Em uma cerimônia que celebrou a paixão nacional pelo futebol, o presidente Luiz Inácio Lula da Silva participou, nesta quinta-feira (26), do Tour da Taça da Copa do Mundo da FIFA 2026 no Palácio do Planalto. O evento, parte de uma iniciativa global da FIFA e Coca-Cola, reuniu lendas do esporte como Cafu, Jairzinho, Branco, Edmílson, Pepe e a icônica Formiga, ao lado de ministros e outras autoridades. Diante do troféu de ouro maciço que antecede o mundial masculino no Canadá, México e Estados Unidos, o presidente utilizou a plataforma para defender a valorização do futebol feminino e refletir sobre os futuros desafios e aspirações do Brasil no cenário esportivo.
Presidente Lula Destaca o Futebol Feminino e a Luta por Equidade
Em seu discurso, Lula fez uma veemente defesa do futebol feminino, sublinhando a importância da Copa do Mundo Feminina de 2027, que será sediada no Brasil. Embora houvesse expectativa pela presença do troféu feminino no evento, questões logísticas impediram sua exibição, mas não diminuíram o ímpeto presidencial em reforçar a necessidade de se conferir ao esporte das mulheres o reconhecimento que ele merece.
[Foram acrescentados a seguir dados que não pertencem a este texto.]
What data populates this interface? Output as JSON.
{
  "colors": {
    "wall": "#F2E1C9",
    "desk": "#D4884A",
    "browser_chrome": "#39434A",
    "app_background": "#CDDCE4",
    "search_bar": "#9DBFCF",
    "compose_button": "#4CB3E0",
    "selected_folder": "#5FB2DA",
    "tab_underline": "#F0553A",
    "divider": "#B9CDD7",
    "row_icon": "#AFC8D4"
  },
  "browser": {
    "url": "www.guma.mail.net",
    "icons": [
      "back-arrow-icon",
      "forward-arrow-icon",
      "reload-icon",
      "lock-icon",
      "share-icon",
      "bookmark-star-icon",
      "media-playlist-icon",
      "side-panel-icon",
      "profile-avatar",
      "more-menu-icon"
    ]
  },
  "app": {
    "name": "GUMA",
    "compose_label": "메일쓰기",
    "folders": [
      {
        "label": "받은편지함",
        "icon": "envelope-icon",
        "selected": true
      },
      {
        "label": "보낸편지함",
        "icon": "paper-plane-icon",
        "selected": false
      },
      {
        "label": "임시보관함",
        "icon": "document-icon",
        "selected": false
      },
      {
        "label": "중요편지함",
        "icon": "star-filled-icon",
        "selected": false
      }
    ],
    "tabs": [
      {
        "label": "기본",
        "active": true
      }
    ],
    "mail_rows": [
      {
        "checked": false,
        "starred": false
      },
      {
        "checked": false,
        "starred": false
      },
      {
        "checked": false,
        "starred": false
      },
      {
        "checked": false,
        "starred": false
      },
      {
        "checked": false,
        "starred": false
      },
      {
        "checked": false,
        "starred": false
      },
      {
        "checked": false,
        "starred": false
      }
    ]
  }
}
A ausência do troféu serviu, inclusive, como um lembrete sutil do caminho a ser percorrido rumo à plena igualdade.
O chefe de Estado expôs a gritante disparidade salarial entre atletas de gênero distinto, exemplificando com jogadores masculinos que chegam a receber salários milionários mensais mesmo na reserva, em contraste com as jogadoras da seleção brasileira, cujos vencimentos podem variar entre R$ 5 mil e R$ 20 mil em seus clubes. Classificando tal desequilíbrio como um 'preconceito de gênero' intrínseco a uma 'sociedade machista', Lula expressou o anseio de que a Copa de 2027 sirva como um marco para uma maior valorização profissional e respeito às mulheres no futebol, equiparando-as ao reconhecimento já desfrutado pelos homens.
Copa de 2027: A Chance de Redenção Nacional e Protagonismo Feminino
O presidente também enxergou na próxima Copa do Mundo Feminina a oportunidade ideal para o Brasil superar o que ele denominou de 'vexame' de 2014, quando o país sediou o torneio masculino e sofreu a histórica derrota de 7×1 para a Alemanha. Lula fez questão de contextualizar que o insucesso daquele ano não se deveu apenas aos jogadores, mas sim a um momento nacional 'delicado, irritante e nervoso', permeado por 'mentiras inesquecíveis sobre corrupção' ligadas às obras dos estádios e por manifestações de descontentamento público contra a então presidente Dilma Rousseff.
Contrastando com o cenário de uma década atrás, o presidente pintou um quadro atual de otimismo, com indicadores econômicos e sociais em ascensão, propício para o Brasil reafirmar seu protagonismo no cenário futebolístico global. Ele reforçou a necessidade de proteger o espírito das atletas de qualquer interferência externa, projetando a Copa de 2027 como um 'exemplo que não pode ser a de 2014' no sentido de problemas extracampos. Adicionalmente, Lula aproveitou a ocasião para recordar o pacto contra o feminicídio, lamentando os mais de 1,7 mil assassinatos de mulheres no ano anterior e encorajando a torcida feminina a lotar os estádios, reforçando a importância do apoio e da presença para a construção de um novo legado.
O Otimismo Presidencial Rumo ao Hexacampeonato Masculino em 2026
Apesar do foco nas questões de gênero e na Copa Feminina, Lula não deixou de abordar as expectativas para o torneio masculino de 2026. Revelando uma conversa com o técnico Carlo Ancelotti, o presidente declarou-se 'convencido' de que a Seleção Brasileira conquistará o tão almejado hexacampeonato. Ele elogiou Ancelotti, descrevendo-o como uma 'figura extremamente séria, com a cabeça no lugar', o que, em sua visão, é um indicativo de responsabilidade e dedicação por parte dos jogadores e um bom presságio para o sucesso da equipe no próximo mundial.
A participação do presidente Lula no Tour da Taça da Copa de 2026 transcendeu o mero protocolo, transformando-se em uma plataforma para defender a equidade de gênero no esporte e projetar um futuro de sucesso para o futebol brasileiro em todas as suas vertentes. Ao vincular o anseio pelo hexacampeonato masculino à urgência da valorização feminina e à busca por uma redenção simbólica em 2027, o discurso presidencial delineia uma visão integrada onde a paixão nacional pelo futebol pode ser um motor para transformações sociais significativas e para a consolidação de um país mais justo e respeitoso para todos.